人生初のアンチが生まれたあの夏
お題「【部活動の思い出】辛かったこと、楽しかったことなど... 文化部・帰宅部・運動部問わず」
「この子が着てきた色を〜、次の日着てくればぁ〜、被んないでしょ?」
着替えに使っていた2年A組の教室の空気が一瞬にして凍りついたあの瞬間のことを、毎年この季節になると思い出す。
高校1年の頃、バトン部に入っていた。いわゆる強豪校。ただでさえ部則や上下関係が厳しい中、私達の学年は横の関係でもギスギスしていた。

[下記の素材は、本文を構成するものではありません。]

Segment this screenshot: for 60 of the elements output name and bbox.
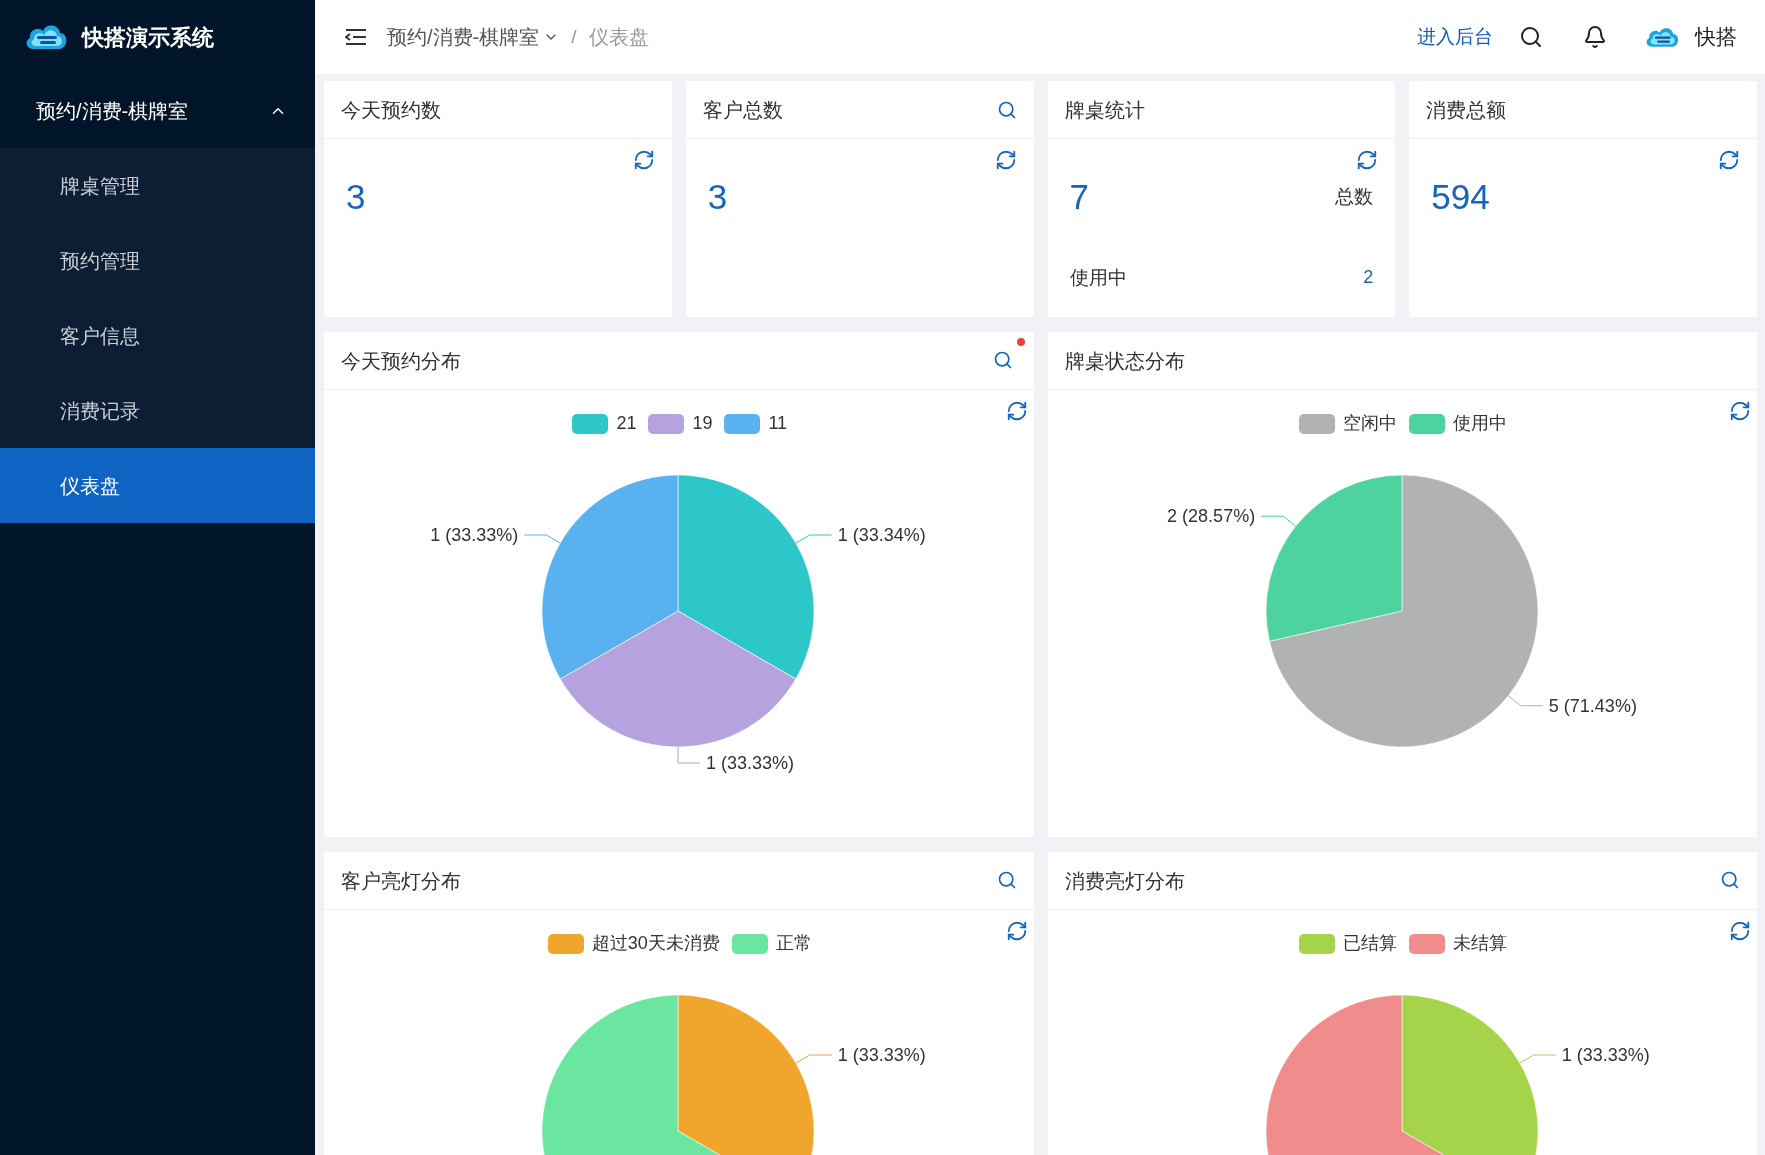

バトン部には部活のTシャツが8〜10色ほど存在しており、高1の夏はまず全員で同じ組み合わせの4色を買った。その4色を毎日着回すわけだが、私が着た色を必ず翌日に着用するメンバーがおり、不思議には思いつつも、特に気にするわけでもなく過ごしていた矢先。
とある夏の日のことだった。
「この子が着てきた色を〜、次の日着てくればぁ〜、被んないでしょ?」
彼女は私に聞こえる声量で、他のメンバーにこう言っていた。たしかに仲は良くないし、決して好かれてはいないだろうということはわかっていたが、たった4色しかないTシャツを絶対に同じ日に着たくないくらい、しかもそれを悪びれもせず言えるくらい私のことが嫌いなんだろう。まあショックだった。べつに喧嘩をしたわけでもない。そもそも喧嘩をするほど彼女ときちんとした会話を交わしたことすらない。なのにそこまで嫌われているのだ。
しかし同時に、ある光景が頭に浮かんだ。
帰宅した彼女が、翌日の準備をしながら、「受理子は今日ピンク着てたな。」と思い出し、私が着ていた色のTシャツを学校指定のカバンに入れる。

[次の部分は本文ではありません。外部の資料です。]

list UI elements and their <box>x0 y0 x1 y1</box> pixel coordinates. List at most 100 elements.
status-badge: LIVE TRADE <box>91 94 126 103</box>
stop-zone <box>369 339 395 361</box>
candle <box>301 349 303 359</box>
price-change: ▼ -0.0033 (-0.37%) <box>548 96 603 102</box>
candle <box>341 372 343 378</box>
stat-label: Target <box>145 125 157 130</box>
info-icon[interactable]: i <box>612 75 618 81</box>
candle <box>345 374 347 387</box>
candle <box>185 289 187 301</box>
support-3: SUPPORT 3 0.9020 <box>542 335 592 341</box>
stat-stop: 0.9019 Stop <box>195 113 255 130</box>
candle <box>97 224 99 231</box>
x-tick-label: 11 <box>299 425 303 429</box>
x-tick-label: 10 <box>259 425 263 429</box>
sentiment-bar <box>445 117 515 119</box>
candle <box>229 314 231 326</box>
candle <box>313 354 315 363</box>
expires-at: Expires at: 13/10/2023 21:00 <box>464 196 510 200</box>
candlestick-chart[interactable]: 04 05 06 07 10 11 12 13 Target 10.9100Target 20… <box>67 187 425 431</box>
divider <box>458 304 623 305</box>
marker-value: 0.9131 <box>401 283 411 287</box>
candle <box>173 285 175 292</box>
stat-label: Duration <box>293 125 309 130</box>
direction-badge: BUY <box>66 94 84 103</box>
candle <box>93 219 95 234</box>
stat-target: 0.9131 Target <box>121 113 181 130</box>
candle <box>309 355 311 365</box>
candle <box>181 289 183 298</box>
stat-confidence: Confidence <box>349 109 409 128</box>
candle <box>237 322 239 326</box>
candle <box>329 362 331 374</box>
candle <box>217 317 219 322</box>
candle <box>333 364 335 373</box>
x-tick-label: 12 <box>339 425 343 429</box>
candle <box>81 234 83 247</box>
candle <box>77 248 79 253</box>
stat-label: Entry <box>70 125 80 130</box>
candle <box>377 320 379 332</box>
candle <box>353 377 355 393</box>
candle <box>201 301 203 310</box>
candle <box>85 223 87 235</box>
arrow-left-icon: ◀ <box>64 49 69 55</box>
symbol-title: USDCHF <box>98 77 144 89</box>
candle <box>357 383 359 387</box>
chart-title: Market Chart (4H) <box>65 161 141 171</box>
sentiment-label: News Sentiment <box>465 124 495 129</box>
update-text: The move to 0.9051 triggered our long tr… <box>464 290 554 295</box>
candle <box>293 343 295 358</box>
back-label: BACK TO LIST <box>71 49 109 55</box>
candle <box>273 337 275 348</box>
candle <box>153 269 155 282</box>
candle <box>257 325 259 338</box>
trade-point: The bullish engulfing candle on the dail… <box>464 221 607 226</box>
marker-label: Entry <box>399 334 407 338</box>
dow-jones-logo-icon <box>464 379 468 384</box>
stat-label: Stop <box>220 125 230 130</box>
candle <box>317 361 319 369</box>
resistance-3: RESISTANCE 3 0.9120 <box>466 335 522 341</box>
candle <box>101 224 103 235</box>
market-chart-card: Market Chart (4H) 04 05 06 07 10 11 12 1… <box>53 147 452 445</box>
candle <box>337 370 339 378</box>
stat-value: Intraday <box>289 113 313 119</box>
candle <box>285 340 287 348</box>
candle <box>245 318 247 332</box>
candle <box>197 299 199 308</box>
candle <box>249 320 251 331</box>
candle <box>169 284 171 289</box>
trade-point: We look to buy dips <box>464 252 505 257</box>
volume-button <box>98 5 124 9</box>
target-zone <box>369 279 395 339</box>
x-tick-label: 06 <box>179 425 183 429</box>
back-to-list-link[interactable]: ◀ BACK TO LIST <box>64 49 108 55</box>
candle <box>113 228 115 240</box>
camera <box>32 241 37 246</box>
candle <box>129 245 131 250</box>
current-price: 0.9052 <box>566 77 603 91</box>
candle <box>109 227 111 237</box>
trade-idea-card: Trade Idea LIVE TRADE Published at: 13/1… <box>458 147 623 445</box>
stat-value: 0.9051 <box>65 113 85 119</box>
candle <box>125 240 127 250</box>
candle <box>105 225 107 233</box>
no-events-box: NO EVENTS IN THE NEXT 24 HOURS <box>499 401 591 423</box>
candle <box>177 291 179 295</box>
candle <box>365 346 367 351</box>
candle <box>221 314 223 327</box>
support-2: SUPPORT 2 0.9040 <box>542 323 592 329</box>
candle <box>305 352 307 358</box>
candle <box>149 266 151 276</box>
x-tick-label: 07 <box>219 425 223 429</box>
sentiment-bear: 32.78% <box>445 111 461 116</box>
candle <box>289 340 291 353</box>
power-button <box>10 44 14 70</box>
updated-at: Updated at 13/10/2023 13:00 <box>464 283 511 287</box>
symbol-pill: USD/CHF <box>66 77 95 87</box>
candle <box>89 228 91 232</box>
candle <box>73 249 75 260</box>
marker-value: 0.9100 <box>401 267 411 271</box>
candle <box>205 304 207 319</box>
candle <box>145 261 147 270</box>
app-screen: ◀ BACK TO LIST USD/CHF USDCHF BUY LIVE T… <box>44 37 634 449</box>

そこまでして嫌っているはずの私のことを、わざわざ帰宅後に思い出している矛盾。
やっていることが、アイドルの配信に誹謗中傷コメントをするアンチと同じなのだ。
嫌いなのに(あるいは嫌いという前提なのに)、わざわざ時間を割いて配信を観に行ってしまう。

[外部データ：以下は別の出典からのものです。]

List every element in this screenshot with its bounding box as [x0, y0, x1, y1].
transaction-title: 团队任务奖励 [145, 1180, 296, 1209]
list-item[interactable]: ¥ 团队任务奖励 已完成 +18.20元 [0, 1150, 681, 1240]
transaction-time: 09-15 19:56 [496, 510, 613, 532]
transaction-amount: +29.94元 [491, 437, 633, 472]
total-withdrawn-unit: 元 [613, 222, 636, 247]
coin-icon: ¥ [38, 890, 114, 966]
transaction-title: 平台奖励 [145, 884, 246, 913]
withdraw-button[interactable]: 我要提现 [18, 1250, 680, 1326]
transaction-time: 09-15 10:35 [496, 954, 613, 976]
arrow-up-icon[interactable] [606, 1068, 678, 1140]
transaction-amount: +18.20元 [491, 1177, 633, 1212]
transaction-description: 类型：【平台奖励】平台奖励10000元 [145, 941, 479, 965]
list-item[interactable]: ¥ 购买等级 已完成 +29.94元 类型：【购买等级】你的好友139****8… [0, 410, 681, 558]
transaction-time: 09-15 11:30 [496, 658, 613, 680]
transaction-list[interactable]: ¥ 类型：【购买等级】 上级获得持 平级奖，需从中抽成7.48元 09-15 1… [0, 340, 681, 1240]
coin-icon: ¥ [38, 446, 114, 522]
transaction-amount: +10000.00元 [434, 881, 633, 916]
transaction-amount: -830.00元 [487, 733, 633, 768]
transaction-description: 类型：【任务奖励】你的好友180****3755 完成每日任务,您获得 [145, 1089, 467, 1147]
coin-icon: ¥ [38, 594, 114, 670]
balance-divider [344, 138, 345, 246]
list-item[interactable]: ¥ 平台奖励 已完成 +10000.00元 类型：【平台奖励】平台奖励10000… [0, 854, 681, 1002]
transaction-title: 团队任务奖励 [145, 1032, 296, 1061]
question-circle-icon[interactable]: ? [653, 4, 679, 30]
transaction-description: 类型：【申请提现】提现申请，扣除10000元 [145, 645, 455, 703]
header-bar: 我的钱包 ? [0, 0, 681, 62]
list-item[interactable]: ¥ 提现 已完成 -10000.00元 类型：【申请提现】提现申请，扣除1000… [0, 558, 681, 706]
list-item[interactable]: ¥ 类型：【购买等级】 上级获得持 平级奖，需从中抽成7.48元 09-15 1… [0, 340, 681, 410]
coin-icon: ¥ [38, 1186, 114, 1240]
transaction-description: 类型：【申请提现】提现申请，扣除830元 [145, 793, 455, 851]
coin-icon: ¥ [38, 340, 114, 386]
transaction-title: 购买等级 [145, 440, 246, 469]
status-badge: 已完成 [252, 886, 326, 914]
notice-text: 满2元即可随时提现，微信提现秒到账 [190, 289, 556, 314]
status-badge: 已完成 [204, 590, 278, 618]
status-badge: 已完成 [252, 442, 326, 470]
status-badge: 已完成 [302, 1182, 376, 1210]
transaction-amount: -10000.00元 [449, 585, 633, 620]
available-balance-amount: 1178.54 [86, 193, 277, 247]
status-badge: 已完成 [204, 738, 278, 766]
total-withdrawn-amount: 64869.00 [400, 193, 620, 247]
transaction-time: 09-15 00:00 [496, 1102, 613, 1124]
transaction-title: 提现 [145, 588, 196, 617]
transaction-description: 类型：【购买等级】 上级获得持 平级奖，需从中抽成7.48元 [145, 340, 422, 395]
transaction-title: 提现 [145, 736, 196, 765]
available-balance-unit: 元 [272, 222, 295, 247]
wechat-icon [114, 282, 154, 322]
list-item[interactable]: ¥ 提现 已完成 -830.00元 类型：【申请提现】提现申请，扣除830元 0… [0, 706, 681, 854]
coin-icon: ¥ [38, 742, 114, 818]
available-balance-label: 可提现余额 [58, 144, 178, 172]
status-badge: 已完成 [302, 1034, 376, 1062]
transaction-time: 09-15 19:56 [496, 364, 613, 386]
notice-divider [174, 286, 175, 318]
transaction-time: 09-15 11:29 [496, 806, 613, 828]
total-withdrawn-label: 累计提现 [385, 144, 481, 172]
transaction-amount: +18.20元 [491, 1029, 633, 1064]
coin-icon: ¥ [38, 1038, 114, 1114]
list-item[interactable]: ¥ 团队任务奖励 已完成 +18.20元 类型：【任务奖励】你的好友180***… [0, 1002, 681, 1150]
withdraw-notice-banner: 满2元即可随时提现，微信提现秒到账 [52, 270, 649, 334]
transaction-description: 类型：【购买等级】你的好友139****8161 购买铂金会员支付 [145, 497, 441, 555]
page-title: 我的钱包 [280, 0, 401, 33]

当時の私はまだ音楽活動などしていなかったが、今思うとあれは人生初のファン・・・と紙一重のアンチだったのかもしれない。
実はこの後日、1年生オンリーで臨時のミーティングが開かれた。
内容は、「受理子と仲良くしてあげようよ」というもの。Tシャツの彼女の言動は水面下で広まっていたようで、模倣犯が複数発生していたらしい。
ミーティング主催の子が、「ぶっちゃけ、受理子とTシャツ被んないようにしたことある人〜」と言うと、わらわらと8人ほどから手が挙がった。ゴキブリは1匹出てきたら100匹いるというのはそういうことか。
比較的仲が良いつもりでいたメンバーまでもが含まれていた。今思うと、救済に見せかけておきながらも加害性を孕んだミーティングだったが、最終的にそれがきっかけでアンチTシャツ事件は幕を閉じ、同学年同士でのギスギスした空気も表面的には多少緩和されたので、意味はあったのだと思う。
とはいえ、高校などとっくの昔に卒業し大人になった今でも、バトン部で彼女らに言われたこと・されたことは忘れないし許せない。
なーにが、「てか目ぇ開いてるぅ〜?」「眩しいのはみんな一緒なんだからさあ〜」だよ。
地獄で太陽に焼かれろ。
大丈夫。彼らは奪えない。ただ、妬むだけ。